Doch ohne die UNO und ihre Bemühungen zur Beilegung gewaltsamer Auseinandersetzungen hätten viele dieser Konflikte noch länger gedauert, noch mehr Tote und Verwundete gefordert und noch mehr Zerstörungen hinterlassen. Ohne die UNO wäre es wahrscheinlich zu einem dritten Weltkrieg gekommen – möglicherweise sogar unter Einsatz atomarer Waffen. Zahlreiche Situationen, in denen die Welt sehr kurz vor dem Abgrund eines atomaren Krieges stand – wie im Oktober 1962 während der Krise wegen der sowjetischen Raketen auf Kuba – wurden im UNO- Sicherheitsrat entschärft. Und ohne die UNO und ihre humanitären Unterorganisationen wären in den letzten 70 Jahren Hunderte Millionen Opfer von Naturkatastrophen, Hungersnöten und gewaltsamen Vertreibungen nicht versorgt worden. Schließlich bot die UNO den Rahmen für die Vereinbarung zahlreicher internationaler Normen, Regeln und Verträge zu Rüstungskontrolle und Abrüstung, Menschenrechten, Umweltschutz, Sozialstandards und auf zahlreichen anderen Gebieten. Diese Normen, Regeln und Verträge haben die Erde zwar nicht in ein Paradies verwandelt. Aber sie trugen immerhin dazu bei, die Lebensbedingungen für viele der inzwischen über sieben Milliarden Erdbewohner in zahlreichen Bereichen zu verbessern. Eine Auflösung der 1945 gegründeten UNO würde den Rückfall in die Barbarei weit gehend ungeregelter zwischenstaatlicher Beziehungen bedeuten.

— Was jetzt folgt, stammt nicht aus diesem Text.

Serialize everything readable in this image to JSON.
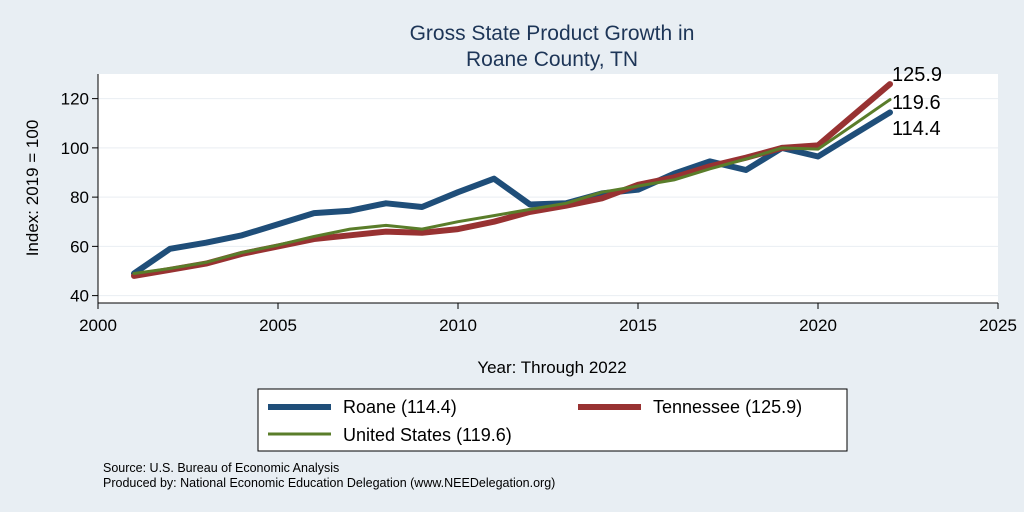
{
  "chart_data": {
    "type": "line",
    "title_line1": "Gross State Product Growth in",
    "title_line2": "Roane County, TN",
    "xlabel": "Year: Through 2022",
    "ylabel": "Index: 2019 = 100",
    "xlim": [
      2000,
      2025
    ],
    "ylim": [
      37,
      130
    ],
    "xticks": [
      "2000",
      "2005",
      "2010",
      "2015",
      "2020",
      "2025"
    ],
    "yticks": [
      "40",
      "60",
      "80",
      "100",
      "120"
    ],
    "x": [
      2001,
      2002,
      2003,
      2004,
      2005,
      2006,
      2007,
      2008,
      2009,
      2010,
      2011,
      2012,
      2013,
      2014,
      2015,
      2016,
      2017,
      2018,
      2019,
      2020,
      2021,
      2022
    ],
    "series": [
      {
        "name": "Roane",
        "legend": "Roane  (114.4)",
        "color": "#1f4e79",
        "values": [
          49,
          59,
          61.5,
          64.5,
          69,
          73.5,
          74.5,
          77.5,
          76,
          82,
          87.5,
          77,
          77.5,
          81.5,
          83,
          89.5,
          94.5,
          91,
          100,
          96.5,
          105.5,
          114.4
        ],
        "end_label": "114.4"
      },
      {
        "name": "Tennessee",
        "legend": "Tennessee (125.9)",
        "color": "#983232",
        "values": [
          48,
          50.5,
          53,
          57,
          60,
          63,
          64.5,
          66,
          65.5,
          67,
          70,
          74,
          76.5,
          79.5,
          85,
          88,
          92.5,
          96,
          100,
          101,
          113.5,
          125.9
        ],
        "end_label": "125.9"
      },
      {
        "name": "United States",
        "legend": "United States (119.6)",
        "color": "#5a7d2a",
        "values": [
          49,
          51,
          53.5,
          57.5,
          60.5,
          64,
          67,
          68.5,
          67,
          70,
          72.5,
          75,
          77.5,
          82,
          84.5,
          87,
          91.5,
          95.5,
          100,
          99.5,
          109.5,
          119.6
        ],
        "end_label": "119.6"
      }
    ],
    "notes": [
      "Source: U.S. Bureau of Economic Analysis",
      "Produced by: National Economic Education Delegation (www.NEEDelegation.org)"
    ]
  }
}
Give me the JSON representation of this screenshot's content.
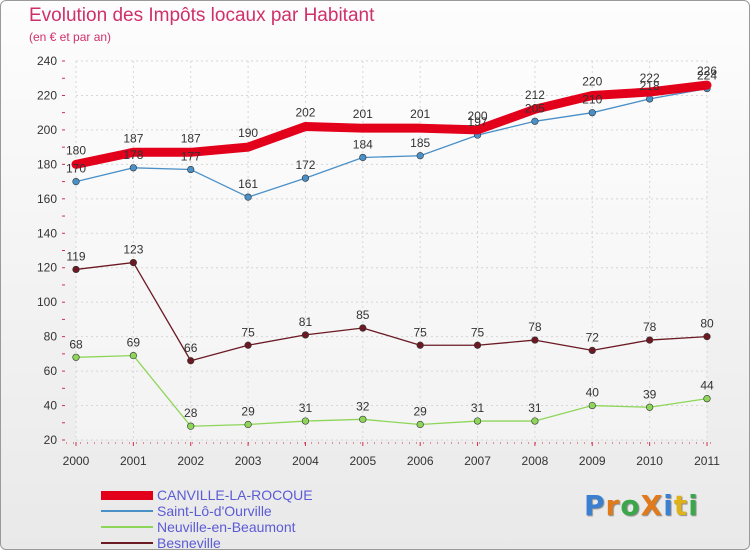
{
  "title": "Evolution des Impôts locaux par Habitant",
  "subtitle": "(en € et par an)",
  "logo": {
    "text": "ProXiti",
    "colors": [
      "#3a7fd0",
      "#e07a1a",
      "#3aa84a",
      "#e07a1a",
      "#3a7fd0",
      "#e0b21a",
      "#3aa84a"
    ]
  },
  "chart_data": {
    "type": "line",
    "x": [
      "2000",
      "2001",
      "2002",
      "2003",
      "2004",
      "2005",
      "2006",
      "2007",
      "2008",
      "2009",
      "2010",
      "2011"
    ],
    "ylim": [
      20,
      240
    ],
    "yticks": [
      "20",
      "40",
      "60",
      "80",
      "100",
      "120",
      "140",
      "160",
      "180",
      "200",
      "220",
      "240"
    ],
    "grid": true,
    "series": [
      {
        "name": "CANVILLE-LA-ROCQUE",
        "color": "#e3001b",
        "values": [
          180,
          187,
          187,
          190,
          202,
          201,
          201,
          200,
          212,
          220,
          222,
          226
        ]
      },
      {
        "name": "Saint-Lô-d'Ourville",
        "color": "#4a90c8",
        "values": [
          170,
          178,
          177,
          161,
          172,
          184,
          185,
          197,
          205,
          210,
          218,
          224
        ]
      },
      {
        "name": "Neuville-en-Beaumont",
        "color": "#8ed65a",
        "values": [
          68,
          69,
          28,
          29,
          31,
          32,
          29,
          31,
          31,
          40,
          39,
          44
        ]
      },
      {
        "name": "Besneville",
        "color": "#6b1a24",
        "values": [
          119,
          123,
          66,
          75,
          81,
          85,
          75,
          75,
          78,
          72,
          78,
          80
        ]
      }
    ]
  }
}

Eine handlungsfähige Weltorganisation ist heute mindestens so dringend wie 1945
Tatsächlich bedarf es heute einer funktionierenden und handlungsfähigen Weltorganisation mindestens so dringend wie 1945. Unterentwicklung, Aids, Hunger, Umweltzerstörung, Terrorismus, Massenvernichtungswaffen, Konflikte um Wasser, fossile Energieträger und andere Ressourcen – das sind heute die zentralen globalen Herausforderungen. Die Völker und Staaten dieser Erde werden diese Herausforderungen – wenn überhaupt – nur bewältigen können durch vermehrte kooperative Anstrengungen im Rahmen einer politisch, finanziell und strukturell gestärkten UNO. 2005 hatte der damalige Generalsekretär Kofi Annan den Mitgliedstaaten zahlreiche Reformvorschläge zur Stärkung der UNO gemacht. Die meisten dieser Vorschläge harren bis heute der Umsetzung.
In den letzten zehn Jahren wurden vor allem von Nichtregierungsorganisationen noch weitergehende Reformvorschläge entwickelt – etwa zur Finanzierung der UNO oder zur Durchsetzung verbindlicher Menschenrechts-, Arbeits-, Sozial- und Umweltnormen für Wirtschaftsunternehmen.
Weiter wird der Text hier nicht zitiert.